Wednesday, May 26, 2010

Monsters and Heroes

Eph. 2:2-3
"... The prince of the power of the air, the spirit that is now at work in the sons of disobedience- among whom we all once lived..."

Satan once had power over me. He had access to me. I was loyal to him in my ignorance. Deception. Hate. Murder. Blood-thirsty monster. He hates me. He kissed me as he led me to death. He was leading me to eternal fire. I can imagine his song- so enticing but something wrong about it. A beautiful creature stroking my hand with promises. How deceived I was.

Christ, with piercing light, revealed that darkness. I said "I believe You are God." You bathed me in blood so holy that evil claws released their grip. You resurrected me to truth. You held me closely as I cried in shame. You sang to me songs of a forever love. You are perfect. You satisfy. Your promises never fail. You rescued me from darkness. I forgot where I came from. The memory chills me. Thank you, my Savior. My Hero.

Tuesday, May 25, 2010

Bing

I love looking at the daily photos on the Bing homepage. Today's photo is of the Ngorongoro Conservation Area in Tanzania. It's breathtaking. An African elephant walks through brush while a backdrop of towering, slender trees frame a smooth, flowing mountain range. Extravagant words could stretch endlessly trying to capture its beauty and never succeed.



Yesterday's photo was a night shot of the Brooklyn Bridge in NYC. Sparkling lights and resilient architecture stretch over the placid river. The distant skyline glows in the background.

I flip between the two photos, entirely different settings. There is just no comparison. Tanzania puts NYC to shame. God's creation is incredible. Sure, mankind has engineered some pretty amazing things, but these structures are nothing next to the majesty that God spoke into existence. "Let there be dry land." His beauty and love are so evident in the wonderfully diverse earth He created.
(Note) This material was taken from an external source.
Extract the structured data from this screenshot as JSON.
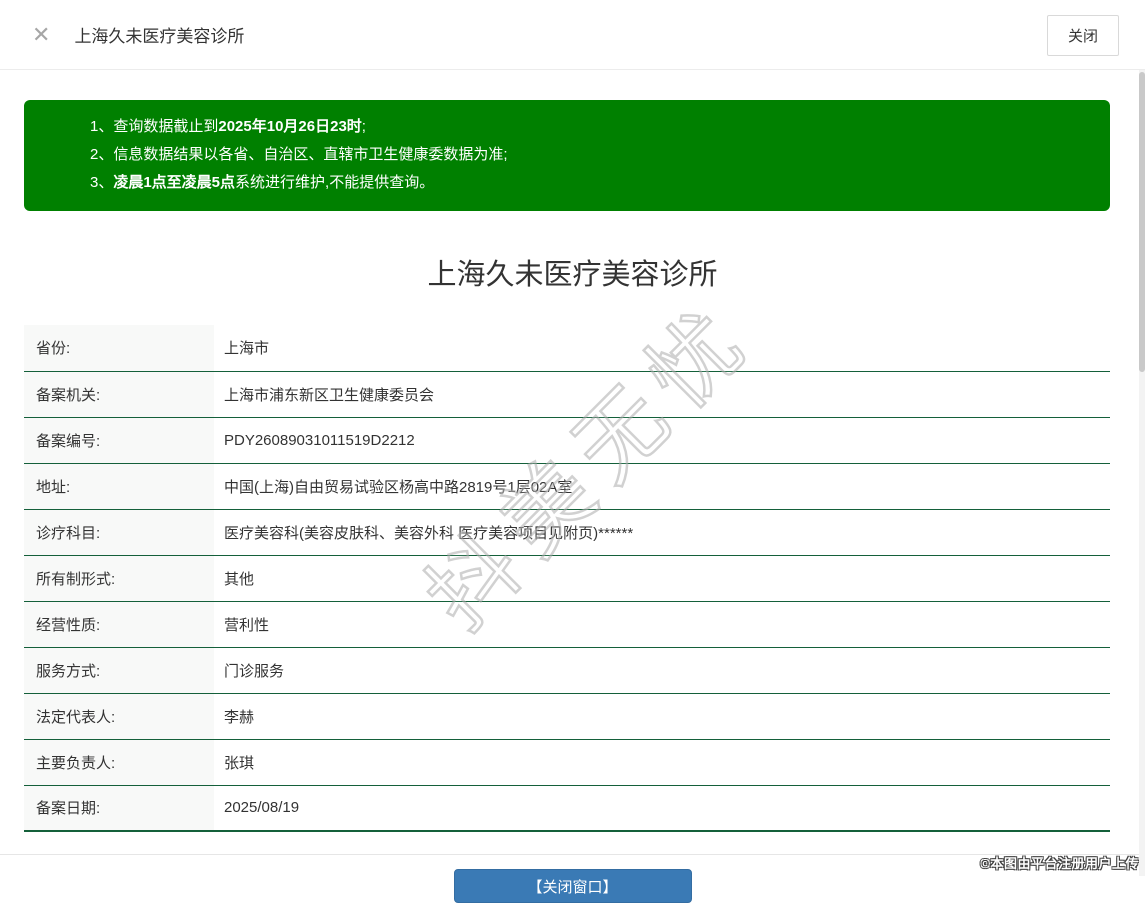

I have traveled to some mesmerizing places. God's raw creation always leaves me speechless. I remember flying over Greenland. The people next to me on the plane probably thought I was an overgrown 6 year old. My heart (and body) were jumping in excitement at my Father's handiwork. Turquoise, like paint, spilled against jagged, ice-topped mountains. The sheer color of the water made my heart squeal.





Also flying over the Swiss Alps, I remember being terrified by its majesty. Cruel, jagged ice claws scraped through the clouds. It was a beautiful and humbling sight. Our God will not be mocked. He is holy and wonderful. Yet we can know Him. He transcends my logic.

I remember watching the sunset on Grand Cayman. A pink and orange sun turning the blue, glass water to purple. I remember praying- "I'm the one in your image? You died to save me? Creation screams your glory, but we are the crown of Creation? I don't understand it. Father, You are beautiful. You leave me speechless."

Sunday, May 23, 2010

Rewind

I used to think I had something to say. I used to think I had a message. Not in pride, but in passion my heart overflowed to "paper". My mind could go forever into words and wonder about the beauty of God, the endless complexities in my mind.

Now? Now I feel contained, maybe constrained. I feel as though I have nothing to say. My answers are directly to the point and nothing else. I blame this change on life. Heart break helped me build a massive fortress. There are walls around me I can't even navigate myself. Daydreaming and emotions made me vulnerable so I turned them off. College life as a biology major consumes my time and energy. I am blessed to study God's creation, but in the midst of studying I have learned to observe and report. Constant academic demands leave me unaware of how much time has passed since I just sat and experienced Him. My daily quiet times with Him are my only source of true life, but to keep it in my prayer journal... seems unfair.

God created me with passions that should lead me to my ministry. I don't know what my passions are. This sort of thing used to be a passion, but I may have lost it. This is my attempt to rekindle a passion, to experience that passion that He blessed me with, and to reflect on life. Reflection is an under-appreciated treasure. I want to find it again.